Lambertini aims to ‘eliminate differences’ by building unique prostheses

Wheelchair fencer Emanuele Lambertini is pretty keen on grabbing gold at Tokyo 2020 but the automation engineering student is equally focused on changing the world of prosthetics for ever 03 Dec 2020
Emanuele Lambertini
Italian wheelchair fencer Emanuele Lambertini keen to make a difference.
ⒸAugusto Bizzi
By AMP Media | For the IPC

Emanuele Lambertini is not your typical 21-year-old. He knows exactly what he wants to do with his life and is already halfway down the track to doing it.

“I got the inspiration by myself because one day some years ago, three or four years ago, I was in my orthopaedic [clinic] and I asked them for a particular bionic knee or foot for some creative stuff which you see in the movies and the orthopaedic technician who was with me simply answered that those things I was talking about were not invented yet,” Lambertini explained.

“So instead of crying for myself and complaining, ‘Oh why [has] nobody invented [this] yet?’ I said, ‘You know what, I will invent them for everybody’.”

So, as well as training his heart out, the 2017 Italian men’s team foil world championship gold medallist enrolled at Bologna University to study automation engineering. For the best part of three years now, maths, physics, informatics and more have battled for headspace with his sword technique.

“I see there are a lot of technologies that can let a person like me or any other amputee person do anything they like but there’s a lot of work to be done yet,” said the men’s foil world No. 4.

“I am studying this because I want to eliminate the differences that are still evident.”

And he has already got to the stage of identifying his first major project.

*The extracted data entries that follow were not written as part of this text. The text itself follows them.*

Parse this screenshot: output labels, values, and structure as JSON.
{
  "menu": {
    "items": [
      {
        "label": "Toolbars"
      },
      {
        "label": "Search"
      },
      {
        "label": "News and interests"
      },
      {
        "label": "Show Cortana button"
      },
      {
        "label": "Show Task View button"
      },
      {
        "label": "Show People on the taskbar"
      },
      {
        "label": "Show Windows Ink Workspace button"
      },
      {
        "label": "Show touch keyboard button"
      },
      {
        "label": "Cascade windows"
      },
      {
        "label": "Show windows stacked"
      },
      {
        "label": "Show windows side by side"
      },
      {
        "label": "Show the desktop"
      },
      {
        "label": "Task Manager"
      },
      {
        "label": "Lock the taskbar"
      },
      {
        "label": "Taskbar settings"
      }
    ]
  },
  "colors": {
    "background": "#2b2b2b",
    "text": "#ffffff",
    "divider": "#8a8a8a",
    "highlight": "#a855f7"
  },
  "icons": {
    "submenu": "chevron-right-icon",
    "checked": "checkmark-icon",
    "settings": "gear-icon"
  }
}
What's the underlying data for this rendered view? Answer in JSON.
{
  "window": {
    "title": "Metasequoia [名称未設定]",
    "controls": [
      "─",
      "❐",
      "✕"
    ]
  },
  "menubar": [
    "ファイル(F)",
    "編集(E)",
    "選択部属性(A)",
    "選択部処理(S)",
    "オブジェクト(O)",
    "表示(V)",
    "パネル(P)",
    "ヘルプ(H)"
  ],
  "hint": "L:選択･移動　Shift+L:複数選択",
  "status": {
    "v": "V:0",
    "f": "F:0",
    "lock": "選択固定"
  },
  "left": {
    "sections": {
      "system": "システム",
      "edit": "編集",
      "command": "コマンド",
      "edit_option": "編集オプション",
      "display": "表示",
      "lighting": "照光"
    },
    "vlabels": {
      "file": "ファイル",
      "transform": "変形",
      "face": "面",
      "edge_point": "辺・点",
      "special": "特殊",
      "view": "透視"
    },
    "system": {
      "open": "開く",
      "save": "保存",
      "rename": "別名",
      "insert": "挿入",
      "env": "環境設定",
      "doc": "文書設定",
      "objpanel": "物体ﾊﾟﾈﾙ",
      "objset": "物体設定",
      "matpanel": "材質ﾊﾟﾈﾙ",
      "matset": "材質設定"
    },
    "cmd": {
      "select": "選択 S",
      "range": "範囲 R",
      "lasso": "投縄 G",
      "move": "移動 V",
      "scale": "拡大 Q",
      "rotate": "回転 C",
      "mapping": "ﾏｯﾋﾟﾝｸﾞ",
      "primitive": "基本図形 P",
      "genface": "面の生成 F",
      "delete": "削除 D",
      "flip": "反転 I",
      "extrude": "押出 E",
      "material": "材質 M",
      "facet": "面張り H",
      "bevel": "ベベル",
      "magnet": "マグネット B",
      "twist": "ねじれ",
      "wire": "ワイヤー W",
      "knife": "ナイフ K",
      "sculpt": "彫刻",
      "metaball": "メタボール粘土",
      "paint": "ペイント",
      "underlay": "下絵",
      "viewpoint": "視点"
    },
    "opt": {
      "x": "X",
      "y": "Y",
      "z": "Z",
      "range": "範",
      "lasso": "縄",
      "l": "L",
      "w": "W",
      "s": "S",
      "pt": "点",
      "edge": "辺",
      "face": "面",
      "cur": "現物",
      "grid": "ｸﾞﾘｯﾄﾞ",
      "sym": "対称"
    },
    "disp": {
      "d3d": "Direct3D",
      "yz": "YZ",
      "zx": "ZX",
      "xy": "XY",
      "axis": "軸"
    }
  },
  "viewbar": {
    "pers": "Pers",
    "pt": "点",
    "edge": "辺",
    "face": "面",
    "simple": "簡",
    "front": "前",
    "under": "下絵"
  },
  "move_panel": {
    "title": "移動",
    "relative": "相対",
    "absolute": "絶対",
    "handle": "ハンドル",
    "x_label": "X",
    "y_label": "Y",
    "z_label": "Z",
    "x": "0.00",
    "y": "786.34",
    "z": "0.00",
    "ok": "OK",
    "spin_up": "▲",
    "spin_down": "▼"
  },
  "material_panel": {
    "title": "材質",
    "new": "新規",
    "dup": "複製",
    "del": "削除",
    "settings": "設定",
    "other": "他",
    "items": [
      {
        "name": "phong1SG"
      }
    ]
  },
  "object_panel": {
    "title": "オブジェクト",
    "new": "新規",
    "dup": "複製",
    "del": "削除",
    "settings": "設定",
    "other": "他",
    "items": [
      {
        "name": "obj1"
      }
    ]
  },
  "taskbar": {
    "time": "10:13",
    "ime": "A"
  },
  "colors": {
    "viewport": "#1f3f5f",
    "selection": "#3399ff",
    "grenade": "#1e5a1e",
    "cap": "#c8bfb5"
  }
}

“My idea of prosthesis is a leg or an arm, a bionic arm or bionic leg which can let you do anything,” said Lambertini, for whom the one “excellent thing” about lockdown has been the ability to “study a lot”.

“For example,” he continued, “nowadays there isn’t a unique prosthesis for walking, running, swimming and many other stuff. If you want to walk you use a prosthesis. If you want to run, another one and et cetera for all the other stuff you can do. So, the first step would be to create a unique prosthesis which could include all the activities that anyone can do.”

As you may have gathered, and as Lambertini shares with a smile, he does not like to sit still. He was, at the age of 17, the youngest Italian Paralympian to compete at Rio 2016 and, having helped the men’s foil team finish fifth, his mind is not only full of engineering.

“Nowadays I always think about Tokyo,” he said laughing, before he added: “But if you have one goal in your mind, always thinking about it is not going to help you.”

An U23 men’s foil world championship gold as well as a senior team silver last year prove the Cento native’s claim that he is getting better and better. This and his experience four years ago will, he hopes, ensure that he leaves Tokyo with a gold in September 2021.

Whatever happens, Lambertini, who also plays the piano to a remarkably high level, will not stop charging forever forwards.

“Never be shy of your situation,” he smiled. “Always enjoy life, because life is fantastic.”